Se ficarmos nesses maniqueísmos, chavões e adjetivos (o que só evidencia a miséria intelectual, psíquica e cultural reinante na sociedade brasileira) do político, partido, governo X ou Y continuamos a perder de vista a totalidade e os interesses de classe do proletariado, a classe revolucionária da sociedade capitalista. Isso porque todos os partidos políticos (e dentro deles quem manda é a burocracia partidária) são organizações que reproduzem a divisão social do trabalho no seu interior e têm como objetivo conquistar o poder estatal.
E isso significa amortecer a luta de classes e a luta proletária em especial, impedindo ou então cooptando as formas organizacionais das classes inferiores, setores contestadores e, por conseguinte, do proletariado: isso porque quando esta classe se autonomiza e expressa seus interesses imediatos e históricos, avança da busca por melhores condições de vida nas relações de produção capitalistas para a luta pela abolição destas mesmas relações de produção e suas formas sociais correspondentes.
A história das lutas demonstra que toda vez que o proletariado e as classes inferiores conseguiram concessões da classe capitalista foi com base numa luta encarniçada, e inclusive contra os partidos: o caso recente no Brasil talvez possa não evidenciar este processo, mas as formas organizacionais criadas historicamente pela classe operária mundo afora foram aqui inspiração para a ação por setores contestadores², em especial no início deste século XXI.

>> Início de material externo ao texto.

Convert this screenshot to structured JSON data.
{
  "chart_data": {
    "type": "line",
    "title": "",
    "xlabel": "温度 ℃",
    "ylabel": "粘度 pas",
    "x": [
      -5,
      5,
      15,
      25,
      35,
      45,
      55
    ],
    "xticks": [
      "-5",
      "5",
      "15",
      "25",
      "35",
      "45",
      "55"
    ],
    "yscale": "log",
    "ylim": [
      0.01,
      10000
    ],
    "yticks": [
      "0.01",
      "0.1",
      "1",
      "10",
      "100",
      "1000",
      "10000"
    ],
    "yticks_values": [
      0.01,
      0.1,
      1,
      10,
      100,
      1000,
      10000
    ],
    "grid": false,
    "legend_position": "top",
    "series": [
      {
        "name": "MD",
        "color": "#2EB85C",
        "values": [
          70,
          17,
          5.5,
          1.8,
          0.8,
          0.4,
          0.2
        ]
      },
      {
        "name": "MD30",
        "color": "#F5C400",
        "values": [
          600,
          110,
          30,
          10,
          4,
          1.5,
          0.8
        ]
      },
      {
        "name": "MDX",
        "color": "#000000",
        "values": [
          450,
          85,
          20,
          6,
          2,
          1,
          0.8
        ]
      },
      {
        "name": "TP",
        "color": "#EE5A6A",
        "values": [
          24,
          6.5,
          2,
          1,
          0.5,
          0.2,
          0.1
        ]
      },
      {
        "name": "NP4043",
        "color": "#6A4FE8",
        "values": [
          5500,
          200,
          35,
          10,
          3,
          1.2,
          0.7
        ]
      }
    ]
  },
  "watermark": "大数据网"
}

Em síntese, a luta pelo voto nulo autogestionário (luta, pois se vincula ao objetivo final, que é a autogestão social, e não uma simples campanha) difere das demais formas de voto nulo, pois: a) não visa anular as eleições e sim criticar a democracia burguesa, o processo eleitoral e a sociedade capitalista como um todo; b) não se dirige como oposição aos candidatos e aos partidos do momento e sim faz a denúncia da burocracia partidária em geral, explicita seus vínculos com a reprodução do capitalismo e propõe a constituição de novas formas de organização, antagônicas aos partidos políticos; c) faz parte do processo mais amplo de luta pela superação do capitalismo, do qual a democracia burguesa, os partidos e o sistema eleitoral são partes integrantes. Dessa maneira, não se trata de uma atitude individual isolada, mas antes de um momento constitutivo do processo de luta mais amplo: a luta pelo voto nulo autogestionário faz parte da luta pela autogestão social, pois está articulada ao projeto revolucionário e à classe revolucionária de nossa época, o proletariado.
Assim, o voto nulo autogestionário é a ferramenta de luta contra a democracia burguesa e uma forma de demonstrar que somente através da autonomização do proletariado será possível combater radicalmente o conjunto das relações sociais capitalistas. Tal processo precisa se articular com as demais lutas nas demais esferas da vida social, generalizando novas relações sociais, superiores àquelas que os entusiastas da democracia e do voto se esforçam em legitimar visando seguir como classe auxiliar da burguesia. Votemos nulo: lutemos pela autogestão social!